Ce livre majeur n’est pas le simple produit de l’imagination de son auteur. Il s’agit d’une œuvre d’art mais chargée d’un contenu social dans lequel sont placés les idéaux politiques d’un peuple. Sancho Panza et Don Quijote évoquent chacun à leur manière la division en classes sociales qui constituent la société espagnole d’alors, Sancho Panza avec les classes inférieures et Don Quichotte avec les classes supérieures au sommet desquelles se trouvent les caballeros. Lire à ce sujet l’excellente étude de Julio Puyol y Alonso, « Estado social que refleja El Quijote ». Néanmoins, au fil de ces pages passe une doctrine égalitaire portée par le respect du prochain comme idéal moral. Deux passages sont particulièrement éloquents : le discours de Don Quijote au sujet des armes et des lettres et les conseils qu’il donne à Sancho Panza avant de s’en aller gouverner la Ínsula Barataria. Le but des armes et des lettres est d’œuvrer au règne de de la justice, et les armes exigent de l’esprit ainsi que le dit Miguel de Cervantes. Le letrado et le guerrero sont solidaires même s’ils n’en ont pas clairement conscience. Les lettres et les armes sont solidaires les unes des autres même si elles n’en ont pas clairement conscience. Avec Don Quijote et Sancho Panza il y a interdépendance des institutions humaines. Les conseils de Don Quijote à Sancho Panza vont dans le même sens « porque la Ínsula que os doy tanto son menester las armas como las letras y las letras como las armas ». Et parmi ses conseils, la connaissance de soi-même, la plus difficile des connaissances qui si l’on y parvient nous évitera de vouloir faire comme la grenouille désireuse de devenir aussi grosse que le bœuf.

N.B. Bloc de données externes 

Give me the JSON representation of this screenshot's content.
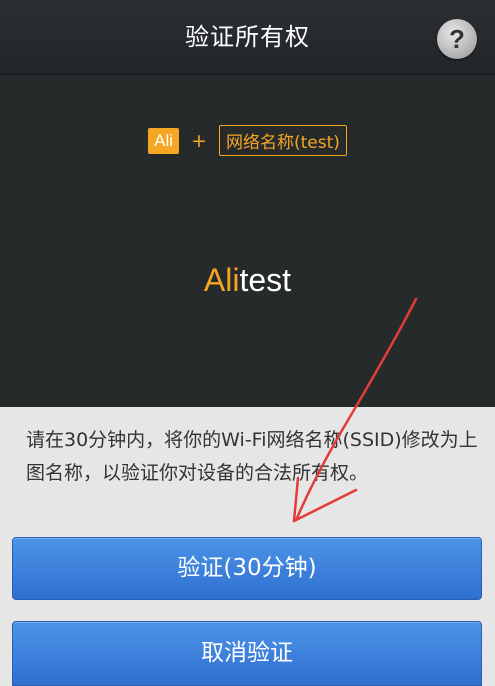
{
  "header": {
    "title": "验证所有权",
    "help_label": "?"
  },
  "formula": {
    "prefix_badge": "Ali",
    "plus": "+",
    "network_badge": "网络名称(test)"
  },
  "ssid_display": {
    "prefix": "Ali",
    "suffix": "test"
  },
  "instructions": "请在30分钟内，将你的Wi-Fi网络名称(SSID)修改为上图名称，以验证你对设备的合法所有权。",
  "buttons": {
    "verify_label": "验证(30分钟)",
    "cancel_label": "取消验证"
  },
  "colors": {
    "accent": "#f5a623",
    "button": "#3b7fdc",
    "annotation": "#e23b3b"
  }
}
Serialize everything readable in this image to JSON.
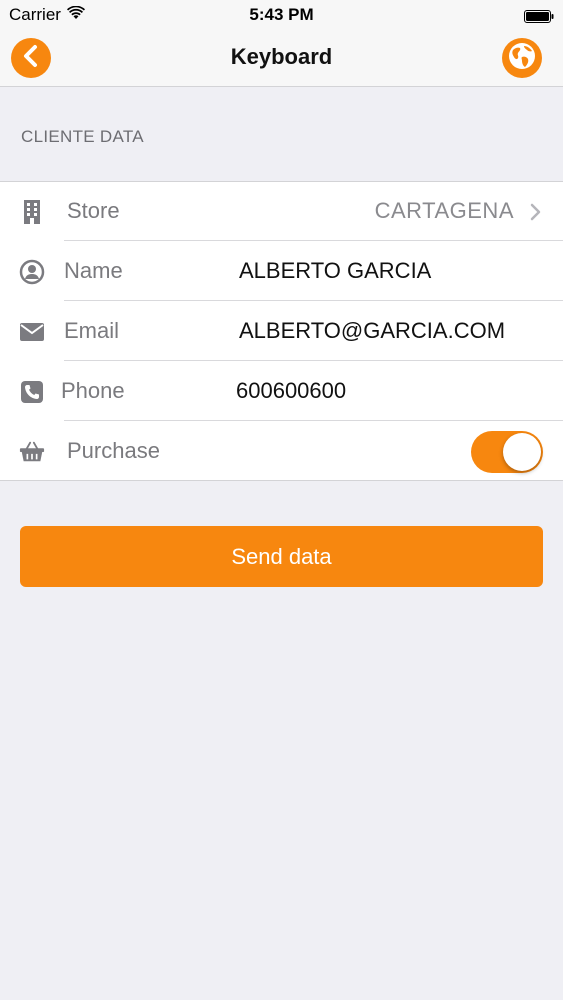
{
  "status_bar": {
    "carrier": "Carrier",
    "time": "5:43 PM"
  },
  "nav": {
    "title": "Keyboard",
    "back_icon": "chevron-left-icon",
    "right_icon": "globe-icon"
  },
  "section": {
    "header": "CLIENTE DATA"
  },
  "rows": [
    {
      "icon": "building-icon",
      "label": "Store",
      "detail": "CARTAGENA"
    },
    {
      "icon": "user-icon",
      "label": "Name",
      "value": "ALBERTO GARCIA"
    },
    {
      "icon": "envelope-icon",
      "label": "Email",
      "value": "ALBERTO@GARCIA.COM"
    },
    {
      "icon": "phone-icon",
      "label": "Phone",
      "value": "600600600"
    },
    {
      "icon": "basket-icon",
      "label": "Purchase",
      "toggle_on": true
    }
  ],
  "send_button": {
    "label": "Send data"
  },
  "colors": {
    "accent": "#f7870f",
    "background": "#efeff4",
    "label": "#7a7a7e",
    "icon": "#7b7b80"
  }
}
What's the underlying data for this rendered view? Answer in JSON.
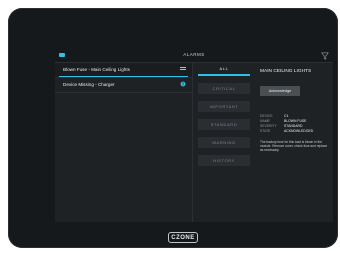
{
  "header": {
    "title": "ALARMS"
  },
  "alarms": [
    {
      "label": "Blown Fuse - Main Ceiling Lights",
      "status_icon": "warning-stripes-icon"
    },
    {
      "label": "Device Missing - Charger",
      "status_icon": "info-circle-icon"
    }
  ],
  "categories": [
    "ALL",
    "CRITICAL",
    "IMPORTANT",
    "STANDARD",
    "WARNING",
    "HISTORY"
  ],
  "detail": {
    "title": "MAIN CEILING LIGHTS",
    "acknowledge_label": "Acknowledge",
    "fields": [
      {
        "key": "DEVICE",
        "value": "C1"
      },
      {
        "key": "NAME",
        "value": "BLOWN FUSE"
      },
      {
        "key": "SEVERITY",
        "value": "STANDARD"
      },
      {
        "key": "STATE",
        "value": "ACKNOWLEDGED"
      }
    ],
    "description": "The backup fuse for this load is blown in the module. Remove cover, check fuse and replace as necessary."
  },
  "brand": {
    "logo_text": "CZONE"
  },
  "colors": {
    "accent": "#2ec1e6",
    "warning": "#e0c23b",
    "info": "#2ec1e6"
  }
}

Dans ces pages Miguel de Cervantes s’emploie à dénouer et corriger les maux espagnols, soit la fierté et l’envie, tout en invitant les humbles (Sancho Panza) à ne pas avoir honte ou à mépriser ses origines, car ils sont nombreux les humbles – los villanos – à avoir accédé aux plus hautes fonctions. Don Quijote déclare à son écuyer qu’il devrait être fier de pratiquer la vertu car cette pratique devrait lui ôter toute frustration quant à ses origines étant entendu que « la sangre se hereda y la virtud se aquista y la virtud vale por sí sola lo que la sangre no vale ». Bref, il s’agit de combattre la vanité et d’aider les autres à la combattre. Il s’agit de pratiquer la justice avec un sentiment égalitaire (sans faire de différence entre riches et pauvres), avec la volonté inébranlable de découvrir la vérité. Et à l’heure de prononcer la sentence, il faut savoir faire preuve de mansuétude, sachant que tout délinquant est un homme misérable soumis à la nature humaine, bien imparfaite.
Justice et équité vont main dans la main comme le proclament les vieilles lois castillanes ; et le juge doit s’inspirer d’elles car elles allient harmonieusement rigueur et compassion, lo riguroso y lo compasivo.